Die Hundeversicherung schützt den Hundehalter vor finanziellen Schäden, Schäden die durch einen Hund entstehen sind nicht selten, diese können ohne
HundeversicherungLink öffnet in neuem Fenster/Tab allerdings sehr teuer werden für den Halter. Die Hundeversicherung übernimmt Sach- und Personenschäden die durch den Hund entstanden sind , darunter beispielsweise Mietsachschäden, Beißattacken und ähnliches. Nur mit einer Hundeversicherung ist der Hundehalter finanziell bei Schäden durch den Hund abgesichert.
Da es in erster Linie jedoch nicht nur auf günstige Beiträge, sondern auch auf angebotene Leistungen, hohe Deckungssummen und guten Service ankommt, sollte es unumgänglich sein einen Versicherungsvergleich durchzuführen. Der
Versicherungsvergleich
Link öffnet in neuem Fenster/Tab ist kostenlos im Internet verfügbar, er hilft schnell und einfach die passende Hundeversicherung zu finden. Mit einem Versicherungsvergleich wird selbst für den Laien schnell klar, welche Hundeversicherung günstige Beiträge bietet, gleichzeitig aber auch gute Leistungen. Hundeversicherungen gibt es bereits ab ein paar Euro im Jahr, welche sich jedoch wirklich lohnt zeigt nur ein direkter Vergleich.
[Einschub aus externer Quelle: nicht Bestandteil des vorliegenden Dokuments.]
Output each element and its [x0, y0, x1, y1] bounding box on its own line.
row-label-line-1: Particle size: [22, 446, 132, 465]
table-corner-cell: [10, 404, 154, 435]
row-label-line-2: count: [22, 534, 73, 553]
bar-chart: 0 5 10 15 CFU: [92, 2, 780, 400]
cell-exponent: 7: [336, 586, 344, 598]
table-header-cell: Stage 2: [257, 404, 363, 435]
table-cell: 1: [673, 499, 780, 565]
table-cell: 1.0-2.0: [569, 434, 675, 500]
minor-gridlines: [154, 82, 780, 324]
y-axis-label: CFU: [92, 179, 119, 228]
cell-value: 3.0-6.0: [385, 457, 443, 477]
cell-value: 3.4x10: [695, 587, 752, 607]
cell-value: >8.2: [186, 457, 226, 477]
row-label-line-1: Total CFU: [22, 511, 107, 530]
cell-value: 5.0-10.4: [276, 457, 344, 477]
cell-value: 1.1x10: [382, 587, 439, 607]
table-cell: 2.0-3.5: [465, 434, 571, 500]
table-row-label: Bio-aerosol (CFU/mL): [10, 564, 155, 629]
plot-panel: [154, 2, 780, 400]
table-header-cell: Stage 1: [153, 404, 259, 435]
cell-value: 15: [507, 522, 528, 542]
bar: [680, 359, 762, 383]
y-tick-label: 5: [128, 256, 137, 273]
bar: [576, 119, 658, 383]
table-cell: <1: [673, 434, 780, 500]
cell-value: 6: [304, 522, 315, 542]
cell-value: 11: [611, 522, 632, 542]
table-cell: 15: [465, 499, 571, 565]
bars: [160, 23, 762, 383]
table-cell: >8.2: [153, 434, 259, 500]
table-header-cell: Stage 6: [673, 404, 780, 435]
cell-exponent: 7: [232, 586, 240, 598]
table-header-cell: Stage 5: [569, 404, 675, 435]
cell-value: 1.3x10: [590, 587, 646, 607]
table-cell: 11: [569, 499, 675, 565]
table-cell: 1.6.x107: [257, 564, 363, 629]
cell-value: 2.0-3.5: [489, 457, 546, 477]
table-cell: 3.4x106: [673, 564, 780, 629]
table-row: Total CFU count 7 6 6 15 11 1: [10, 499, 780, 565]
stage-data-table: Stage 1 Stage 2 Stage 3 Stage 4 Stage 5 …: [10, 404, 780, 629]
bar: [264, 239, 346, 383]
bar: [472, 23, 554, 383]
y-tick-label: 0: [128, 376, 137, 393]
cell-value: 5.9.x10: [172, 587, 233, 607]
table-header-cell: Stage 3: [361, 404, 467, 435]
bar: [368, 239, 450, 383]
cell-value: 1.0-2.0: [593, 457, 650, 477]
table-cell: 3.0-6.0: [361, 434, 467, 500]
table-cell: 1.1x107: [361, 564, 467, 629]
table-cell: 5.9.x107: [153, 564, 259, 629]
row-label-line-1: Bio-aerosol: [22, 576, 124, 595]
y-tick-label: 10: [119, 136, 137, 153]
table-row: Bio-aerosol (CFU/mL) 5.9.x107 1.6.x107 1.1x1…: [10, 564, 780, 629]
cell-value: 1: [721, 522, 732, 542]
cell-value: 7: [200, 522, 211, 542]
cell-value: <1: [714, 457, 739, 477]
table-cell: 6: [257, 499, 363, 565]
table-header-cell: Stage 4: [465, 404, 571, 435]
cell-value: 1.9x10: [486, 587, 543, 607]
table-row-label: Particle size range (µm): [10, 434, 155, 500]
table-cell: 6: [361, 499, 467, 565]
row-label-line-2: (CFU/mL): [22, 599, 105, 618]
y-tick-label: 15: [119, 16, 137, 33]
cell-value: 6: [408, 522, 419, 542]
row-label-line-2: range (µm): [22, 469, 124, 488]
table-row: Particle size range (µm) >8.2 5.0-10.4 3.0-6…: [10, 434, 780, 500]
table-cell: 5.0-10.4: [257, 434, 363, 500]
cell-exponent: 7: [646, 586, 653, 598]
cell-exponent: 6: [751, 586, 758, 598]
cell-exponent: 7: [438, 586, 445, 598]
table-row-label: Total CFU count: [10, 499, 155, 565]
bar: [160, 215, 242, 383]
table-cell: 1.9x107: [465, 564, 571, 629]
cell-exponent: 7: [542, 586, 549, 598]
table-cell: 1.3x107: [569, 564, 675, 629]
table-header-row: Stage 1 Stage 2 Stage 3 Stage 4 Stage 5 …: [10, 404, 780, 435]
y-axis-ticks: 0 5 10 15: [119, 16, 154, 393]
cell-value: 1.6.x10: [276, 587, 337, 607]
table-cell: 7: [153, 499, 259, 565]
 Mit dem Hund in Urlaub fahren

Für Hunde ist es übrigens auch niemals toll im Stau zu stehen und bevor man eine lange Reise antritt, sollte man einmal die Staumeldungen checken (einen Staumelder findet Ihr hier),  denn für einen quirligen Pudel kann dauernde Warterei im Auto genauso nervig sein wie für Herrchen und Frauchen. Wauwau langweilt sich sonst im Auto und hat zuviel überschüssige Energie und manche Hunde beginnen dann die Rückbank auseinander zunehmen. Sie knabbern die Polster an oder zerkratzen das Leder. Hier ist es ratsam eine Decke unterzulegen und auch ein Kauknochen kann nie schaden.